February 25, 2009 3:52pm CST
My daughter dances at an academy in the next town to where I live. There are several of us who live in the same town but not near each however my friend always brings my daughter home on Wednesday & Friday nights as her daughter dances too. I always offer to take or bring the girls back to give her a break but she always refuses. She also picks up & drops off another girl, her mother works days & her father nights and they share 1 car. Despite this they could easily drop & pick up their daughter themselves however make out this is too difficult hence why my friend picks/drops her off, this started approximately 3 years ago. The 3 girls have all been lucky enough to appear in semi professional panto for the last couple of years and the story is the same for the other girl. Her mother stating she can't drop her off etc etc. Her mother however did the matroning for the girls during panto and made my friend wait outside until she was finished. In addtion to this the girls also have one off workshops where they will have someone come in to teach them about something about another style of dance etc. They had one last week while we were away & again the mother of the other child stated she couldn't do the pick/drop. My friend agreed to collect and return the girl. She collected her in the morning and confirmed the afternoon arrangements with her father.
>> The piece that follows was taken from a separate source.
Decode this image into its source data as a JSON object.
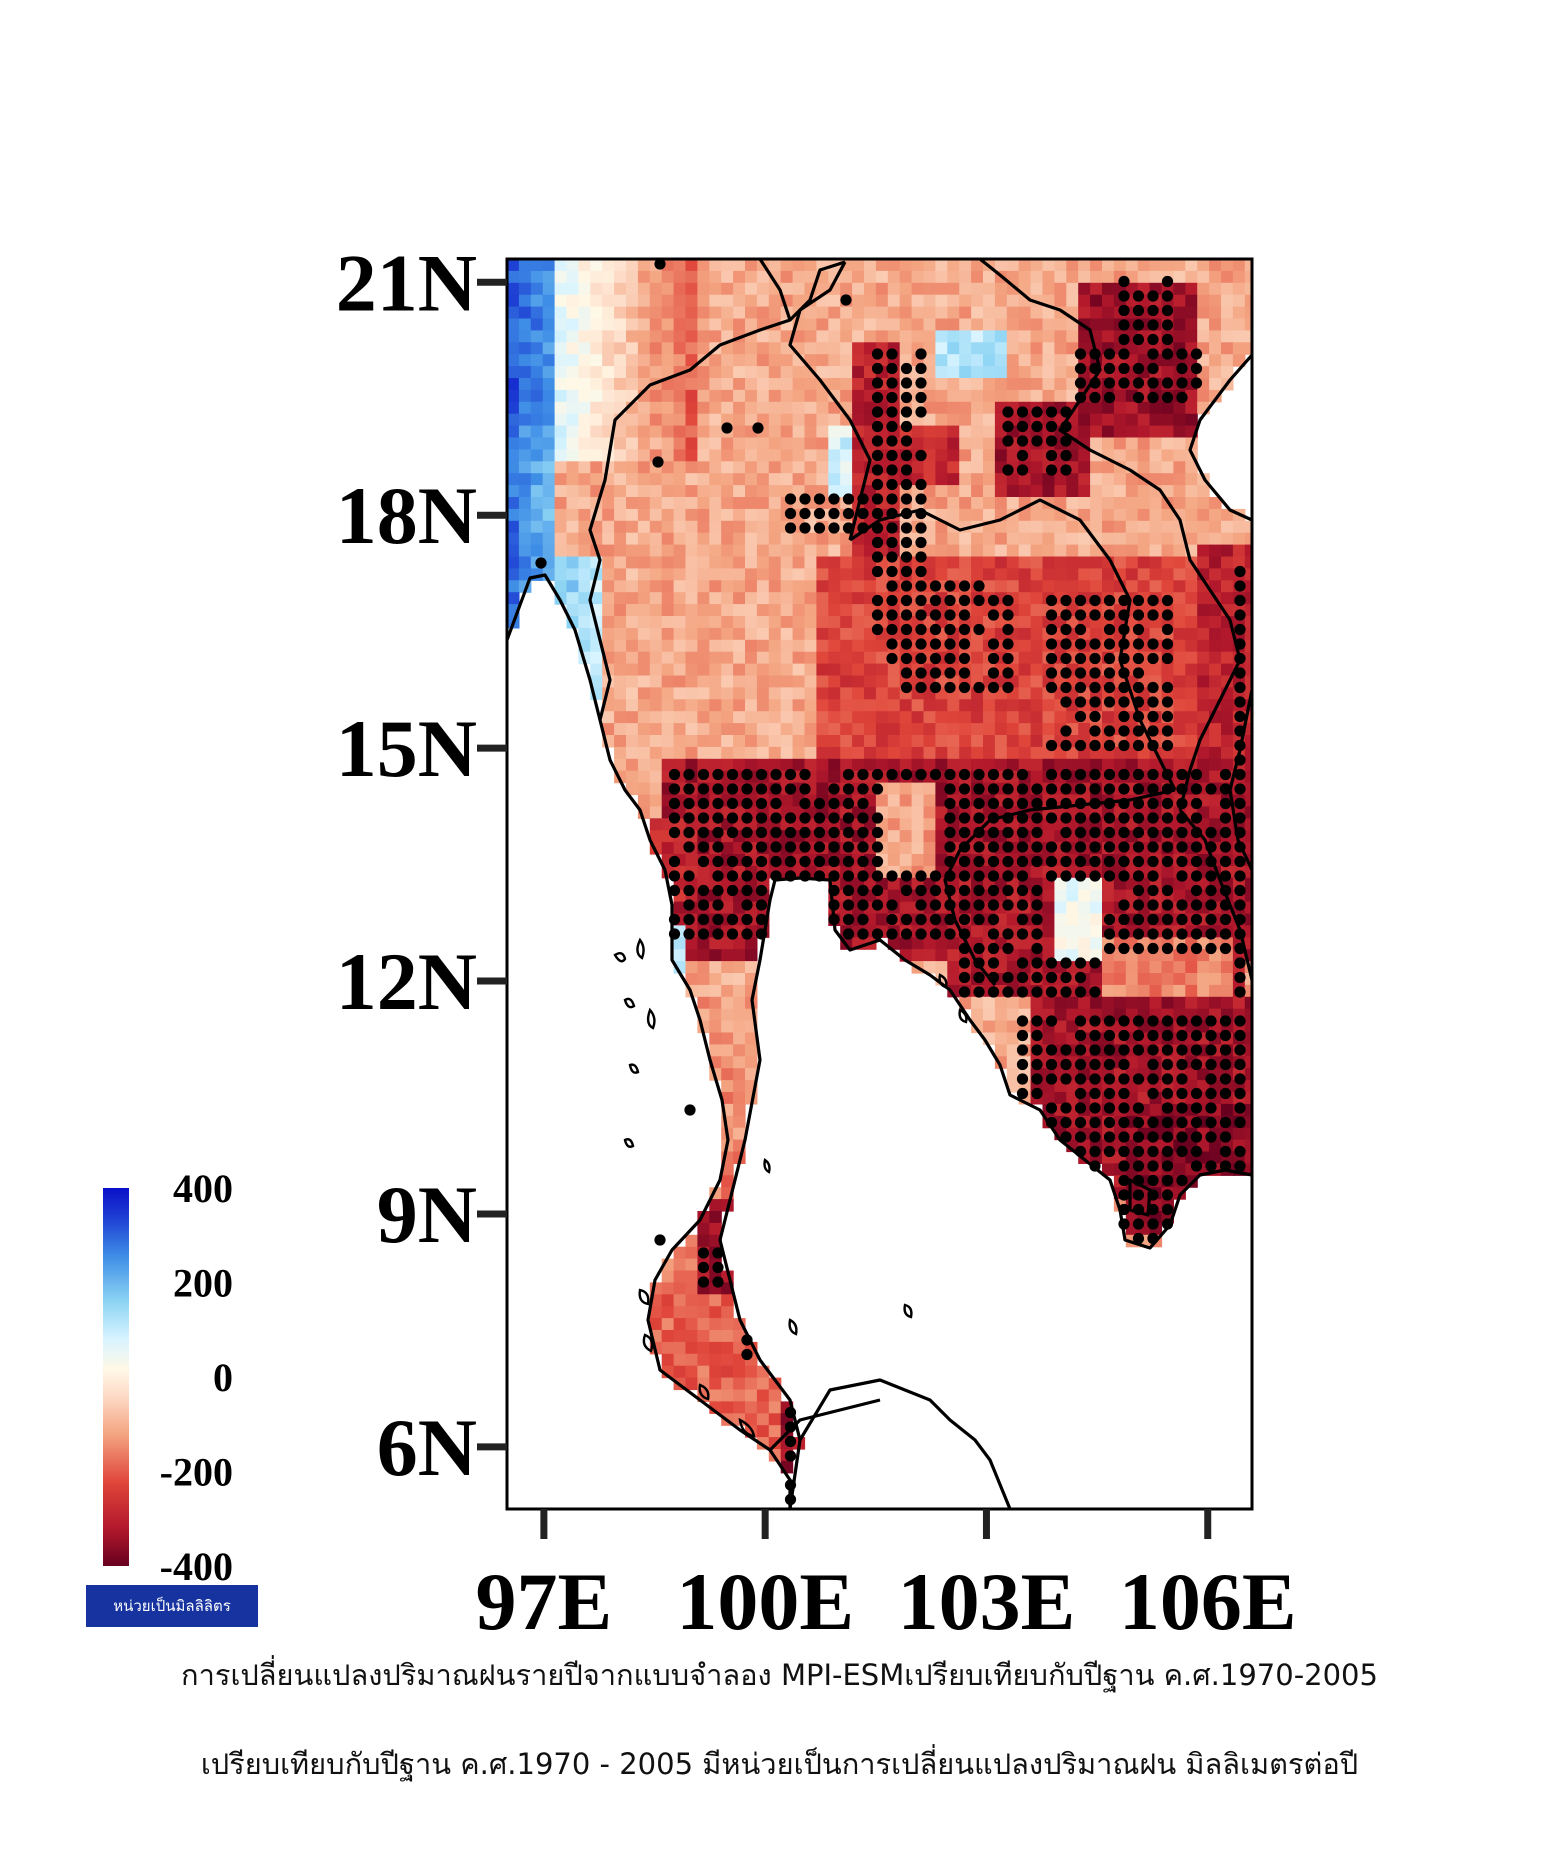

Upon collecting her daughter and the girl, her daughter came out and 15 minutes later she was still waiting for the other girl. My friend went in and asked to speak with the girl who stated she was going to someone elses house and did not need to be returned. No one had told my friend and she asked the parents who got really angry. My friend was more worried about something happening to the girl and her being responsible as she was supposed to have the girl in her care. The girls mother has been quite nasty treating my friend like she is their daughters driver and not a friend. My friend got upset over it at my house and was in floods of tears. I hate seeing her like this as she is a very caring and giving person, she would give you her last penny if you asked for it x I think this woman is taking full advantage of my friends kindess! I know I've waffled a little bit but it's really upset me!! Have you ever experienced something similar yourself or has your friend?? If so what advice would you give?? Thanks MrsL x
• United States
25 Feb 09
Yeah, unfortunatly I have had issues with such things. It hurts and bothers me. I go out of my way to do something nice because I want to, and then when something changes I am the last to know about it, but when I make a deal out of it, I am in the wrong. I think in your friends case, since the parents got angry over her being caring and worrysome, then that would be the end of her genersosity of picking up the girl, looking after her and caring for her. She didn't' over step, she showed that she cared for the well being of this child, and she should have been informed one way or another by the parent that this girl was going else where and wouldn't be needing a ride. This girl could have been taken by someone else and then the blame would of been on your friend. If the parents can see she was doing what she needed to do, then it's time for them to step up and start managing the girls ride to and from dance. I can understand your friend feeling bad about it but just encourage her she did the right thing. She was the adult. Good for her!
25 Feb 09
What you described in the first part of your response is almost exactly what my friend said to me tonight! I have tried to encourage her but she is under pressure with other things and doesn't need the confrontation the other woman is trying on. I think she felt responsible for what could of happened x Thanks for the response, it is very much appreciated MrsL x
• United States
26 Feb 09
It seems to me that your friend is being taken advatage of. If I were in her shoes, I'd probably have to stop taking the other girl for a while so her parents could see how much it takes to be the transport for the child. Running a child to and from an activity takes lots of time and in all honesty is a hassle. It seems that your friend is undervalued by the other parent. I think she is lucky to have a friend who cares as much for her as you do. All you can really do is stand by her and help her get through this situation. I wish her the best. She's in a tough spot, I think she should stand up for herself, but in situations like this, it's hard to do and say the right things.